Pensó que no pasaba nada por decir la verdad. De cualquier forma, ella no era menor de edad y los dos art-shocks en que había sido comprada aquel año no eran de los más duros y se habían exhibido sólo en lugares privados frente a un público adulto. Sin embargo, también era cierto que, en ambos, se habían deslizado escenas que quizá traspasaban el límite de lo permitido. Por ejemplo, en
625 + 50 líneas
de Adolfo Bermejo uno de los lienzos decapitaba a un gato vivo y arrojaba la sangre sobre la espalda de Clara. ¿Eso era delito? No estaba segura, pero la pregunta era general y ella podía responderla de manera general.

—Sí, he hecho art-shocks.

—¿Manchados?

—Nunca —declaró con firmeza.

—Pero ha trabajado con Gilberto Brentano, según creo.

—Hice dos o tres art-shocks con Brentano el año pasado, pero ninguno era manchado.

—¿Ha pertenecido a alguna sociedad de provisión de material joven para obras de arte?

—Trabajé para
The Circle
unos meses.

—¿A qué edad?

—A los dieciséis años.

—¿Qué hizo allí?

—Lo normal. Me pintaron el pelo de rojo, me colocaron anillas y participé en algunos murales de tipo
Redhair road.

—¿Fue su primera experiencia artística?

—Ajá.

—Por lo que veo —dijo el hombre—, le gusta el arte duro y arriesgado. No parece usted dura y arriesgada. Más bien parece blanda.

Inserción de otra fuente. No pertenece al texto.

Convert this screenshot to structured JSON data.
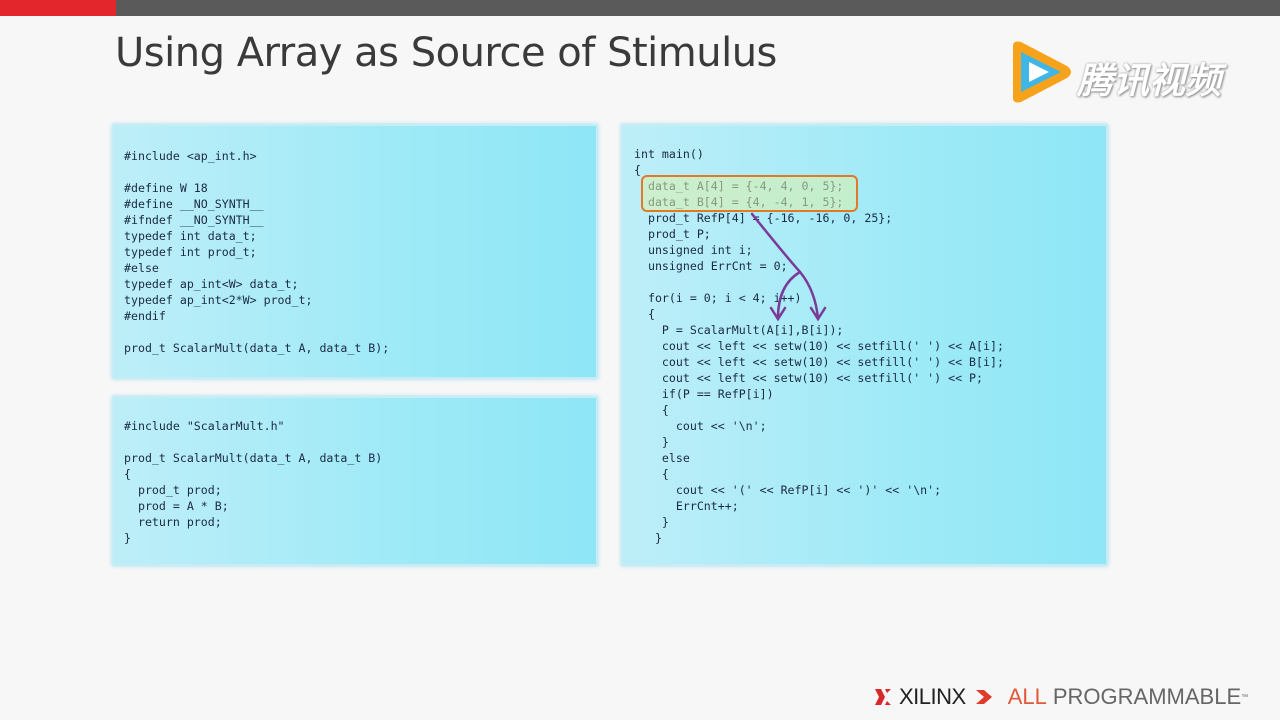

Sin saber por qué, a Clara le agradaba la frialdad despectiva de aquel tipo. Una sonrisa distendió el óleo de sus facciones.

—En realidad, soy blanda. Me endurezco cuando me pintan.

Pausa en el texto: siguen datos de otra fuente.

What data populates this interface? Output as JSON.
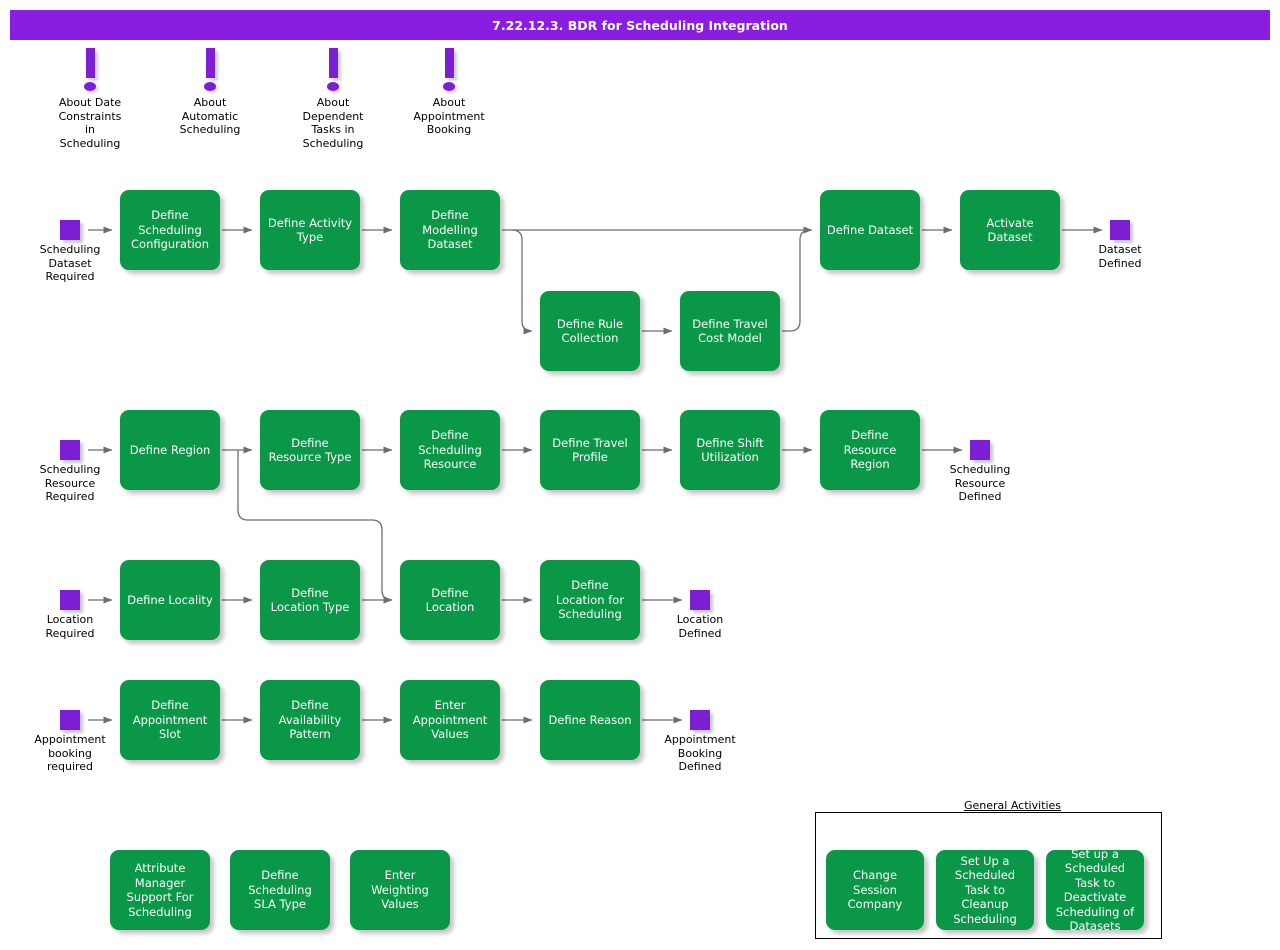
{
  "header": {
    "title": "7.22.12.3. BDR for Scheduling Integration"
  },
  "notes": [
    {
      "id": "note-date-constraints",
      "label": "About Date\nConstraints\nin\nScheduling",
      "icon": "exclamation-icon"
    },
    {
      "id": "note-automatic-scheduling",
      "label": "About\nAutomatic\nScheduling",
      "icon": "exclamation-icon"
    },
    {
      "id": "note-dependent-tasks",
      "label": "About\nDependent\nTasks in\nScheduling",
      "icon": "exclamation-icon"
    },
    {
      "id": "note-appointment-booking",
      "label": "About\nAppointment\nBooking",
      "icon": "exclamation-icon"
    }
  ],
  "lanes": [
    {
      "id": "lane-scheduling-dataset",
      "start": {
        "id": "scheduling-dataset-required",
        "label": "Scheduling\nDataset\nRequired"
      },
      "end": {
        "id": "dataset-defined",
        "label": "Dataset\nDefined"
      },
      "steps": [
        "Define Scheduling Configuration",
        "Define Activity Type",
        "Define Modelling Dataset",
        "Define Dataset",
        "Activate Dataset"
      ],
      "branch": [
        "Define Rule Collection",
        "Define Travel Cost Model"
      ]
    },
    {
      "id": "lane-scheduling-resource",
      "start": {
        "id": "scheduling-resource-required",
        "label": "Scheduling\nResource\nRequired"
      },
      "end": {
        "id": "scheduling-resource-defined",
        "label": "Scheduling\nResource\nDefined"
      },
      "steps": [
        "Define Region",
        "Define Resource Type",
        "Define Scheduling Resource",
        "Define Travel Profile",
        "Define Shift Utilization",
        "Define Resource Region"
      ]
    },
    {
      "id": "lane-location",
      "start": {
        "id": "location-required",
        "label": "Location\nRequired"
      },
      "end": {
        "id": "location-defined",
        "label": "Location\nDefined"
      },
      "steps": [
        "Define Locality",
        "Define Location Type",
        "Define Location",
        "Define Location for Scheduling"
      ]
    },
    {
      "id": "lane-appointment-booking",
      "start": {
        "id": "appointment-booking-required",
        "label": "Appointment\nbooking\nrequired"
      },
      "end": {
        "id": "appointment-booking-defined",
        "label": "Appointment\nBooking\nDefined"
      },
      "steps": [
        "Define Appointment Slot",
        "Define Availability Pattern",
        "Enter Appointment Values",
        "Define Reason"
      ]
    }
  ],
  "standalone": [
    "Attribute Manager Support For Scheduling",
    "Define Scheduling SLA Type",
    "Enter Weighting Values"
  ],
  "general_activities": {
    "title": "General Activities",
    "items": [
      "Change Session Company",
      "Set Up a Scheduled Task to Cleanup Scheduling",
      "Set up a Scheduled Task to Deactivate Scheduling of Datasets"
    ]
  },
  "colors": {
    "title_bar": "#8a1ee0",
    "activity": "#0b9748",
    "terminator": "#7c1fd4",
    "connector": "#6e6e6e",
    "text_on_activity": "#ffffff"
  }
}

El hombre no dio muestras de tomarse a broma la frase. Dijo:

—Venimos a proponerle algo duro y arriesgado, lo más duro y arriesgado que ha hecho en su vida de lienzo, lo más importante y difícil. Queremos asegurarnos que servirá.

De repente notaba la boca tan seca como la piel embadurnada de pintura que ocultaba bajo la bata. El corazón le latía con fuerza. Aquellas palabras la habían excitado. Clara amaba los extremos, la oscuridad más allá de la frontera. Si le decían: «No vayas», su cuerpo se movía e iba por el simple placer de incumplir la orden. Si algo le daba miedo, quizá procuraba mantenerlo a distancia, pero nunca lo perdía de vista. Odiaba las instrucciones de los artistas vulgares, pero si un pintor al que admiraba le pedía que cometiera una locura, fuera cual fuese, le gustaba obedecer a ciegas. Y aquel «fuera cual fuese» no conocía demasiados límites. Le obsesionaba saber hasta dónde se permitiría llegar si una situación ideal se tensaba. Creía encontrarse aún muy lejos de su propio techo. O de su fondo.

—Suena bien —dijo.

Tras aguardar un instante, el hombre añadió:

—Naturalmente, tendrá que dejarlo todo durante una buena temporada.